Susan D. Bruce, RN, BSN, OCN; Cristina C. Hendrix, DNS, APRN-BC, GNP, FNP; Jennifer H. Gentry, RN, MSN, ANP, APRN-BC, PCM

Disclosures

Journal of Hospice and Palliative Nursing. 2006;8(6):320-327. 

In This Article

Palliative Sedation: Defined

Although palliative sedation has been described amply in the medical literature, there is a paucity of information in the nursing literature. Palliative sedation is defined as the monitored use of medications to relieve refractory and unendurable symptoms by inducing varying degrees of unconsciousness-but not death-in patients who, given their disease state, progression, and symptom constellation, are expected to die within hours or days.[3] Kohara and colleagues[4] defined palliative sedation as a medical procedure to decrease the level of consciousness in order to relieve severe physical distress refractory to standard interventions. Morita and colleagues[5] stressed two factors as the core nature of sedation: (1) the presence of intractable or severe distress refractory to standard palliative treatment and (2) the use of sedative medications with the primary aim of relieving severe symptoms by reduction in consciousness.

Palliative sedation is also known as terminal sedation, total sedation, sedation therapy, controlled sedation, deep sedation, and sedation in imminently dying patients. These many synonyms may explain why only 40% of physician respondents could agree on a definition for palliative sedation without reservation.[6] With palliative sedation, a patient is sedated to unconsciousness to be freed from refractory symptoms. Refractory symptoms are defined by Cherney and Portenoy[3] as symptoms that cannot be controlled adequately in a tolerable time frame despite aggressive use of usual therapies and seem unlikely to be controlled adequately by further invasive or noninvasive therapies without excessive or intolerable acute or chronic side effects/complications.
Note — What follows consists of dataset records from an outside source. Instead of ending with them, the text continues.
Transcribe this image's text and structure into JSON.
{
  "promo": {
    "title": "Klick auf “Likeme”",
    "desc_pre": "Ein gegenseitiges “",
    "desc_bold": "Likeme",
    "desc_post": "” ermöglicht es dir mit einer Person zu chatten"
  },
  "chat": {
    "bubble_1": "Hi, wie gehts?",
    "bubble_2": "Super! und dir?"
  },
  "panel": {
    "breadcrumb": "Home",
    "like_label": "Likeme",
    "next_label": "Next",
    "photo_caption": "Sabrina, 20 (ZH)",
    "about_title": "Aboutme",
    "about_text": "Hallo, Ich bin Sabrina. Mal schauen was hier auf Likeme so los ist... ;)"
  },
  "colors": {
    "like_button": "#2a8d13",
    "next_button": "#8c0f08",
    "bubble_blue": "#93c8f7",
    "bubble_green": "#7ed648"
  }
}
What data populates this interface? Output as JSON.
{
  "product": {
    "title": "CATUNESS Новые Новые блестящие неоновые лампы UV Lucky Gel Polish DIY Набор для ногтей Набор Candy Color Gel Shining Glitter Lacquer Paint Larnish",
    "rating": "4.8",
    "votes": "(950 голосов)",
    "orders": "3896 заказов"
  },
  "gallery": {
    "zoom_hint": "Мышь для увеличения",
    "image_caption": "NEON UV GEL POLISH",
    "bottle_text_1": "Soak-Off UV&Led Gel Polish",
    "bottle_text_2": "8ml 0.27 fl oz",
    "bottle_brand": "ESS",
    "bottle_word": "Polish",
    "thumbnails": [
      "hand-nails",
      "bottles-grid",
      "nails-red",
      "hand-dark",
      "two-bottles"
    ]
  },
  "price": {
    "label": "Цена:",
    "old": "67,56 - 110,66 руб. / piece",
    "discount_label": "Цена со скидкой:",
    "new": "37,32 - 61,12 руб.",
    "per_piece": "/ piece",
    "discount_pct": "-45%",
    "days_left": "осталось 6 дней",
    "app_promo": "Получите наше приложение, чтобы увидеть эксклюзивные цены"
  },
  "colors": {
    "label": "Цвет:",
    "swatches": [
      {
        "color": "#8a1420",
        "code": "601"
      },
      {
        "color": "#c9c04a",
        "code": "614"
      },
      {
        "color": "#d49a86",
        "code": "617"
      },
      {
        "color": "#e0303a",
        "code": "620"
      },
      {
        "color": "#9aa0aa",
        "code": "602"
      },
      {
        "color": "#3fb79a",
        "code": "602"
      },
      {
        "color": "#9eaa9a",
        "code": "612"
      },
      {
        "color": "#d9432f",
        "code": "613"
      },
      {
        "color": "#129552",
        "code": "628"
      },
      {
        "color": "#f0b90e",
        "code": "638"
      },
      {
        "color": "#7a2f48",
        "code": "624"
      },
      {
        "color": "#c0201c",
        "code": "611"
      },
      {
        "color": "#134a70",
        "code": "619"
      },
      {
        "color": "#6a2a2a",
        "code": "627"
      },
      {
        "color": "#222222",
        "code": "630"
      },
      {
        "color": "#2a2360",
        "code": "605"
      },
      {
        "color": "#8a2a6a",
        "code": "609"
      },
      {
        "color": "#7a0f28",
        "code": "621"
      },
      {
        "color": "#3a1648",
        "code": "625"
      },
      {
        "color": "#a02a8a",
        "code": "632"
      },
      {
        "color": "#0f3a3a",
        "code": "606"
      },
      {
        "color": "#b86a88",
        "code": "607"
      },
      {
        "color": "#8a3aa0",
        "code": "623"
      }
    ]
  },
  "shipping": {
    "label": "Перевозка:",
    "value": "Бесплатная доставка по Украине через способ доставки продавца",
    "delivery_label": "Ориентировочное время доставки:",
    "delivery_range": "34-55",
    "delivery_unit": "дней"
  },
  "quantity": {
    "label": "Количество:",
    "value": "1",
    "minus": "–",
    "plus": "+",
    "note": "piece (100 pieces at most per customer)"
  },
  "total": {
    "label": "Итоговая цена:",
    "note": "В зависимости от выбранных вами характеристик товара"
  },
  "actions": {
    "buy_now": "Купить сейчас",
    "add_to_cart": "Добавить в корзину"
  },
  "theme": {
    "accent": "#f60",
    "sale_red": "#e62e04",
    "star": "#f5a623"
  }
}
The incidence of refractory symptoms as reported by the authors range anywhere from 16% to 52%. Further, Cherney and Portenoy[3] distinguish refractory symptom as having the following three attributes: (1) Aggressive efforts short of sedation fail to provide relief. (2) Additional invasive/noninvasive treatments are incapable of providing relief. (3) Additional therapies are associated with excessive/unacceptable morbidity, unlikely to provide relief within a reasonable time frame.

It is important to differentiate between palliative sedation and physician-assisted suicide (PAS). Under PAS, a physician prescribes medication for a patient to be used at the time of his or her choice with the express intent of ending the patient's life. In palliative sedation, however, the physician monitors the delivery of the medication and makes adjustments as appropriate to ensure that pain and distress are minimized to the extent possible. The intent in palliative sedation is the relief of suffering.

A review of the literature has found great variability in the prevalence of palliative sedation, ranging from 2% to 52% among terminally ill patients.[7] The study conducted by Ventafridda et al[8] found that more than 50% of cancer patients dying at home die with physical suffering that is only controllable by means of sedation. Between 10% and 50% of patients in programs devoted to palliative care still report significant pain 1 week prior to death.[9] The most common symptoms experienced by these patients were dyspnea, pain, delirium, and vomiting. Most symptoms are reported to be physical in nature. In a retrospective analysis by Kohara et al,[10] 54% of patients were found to have more than one uncontrollable symptom.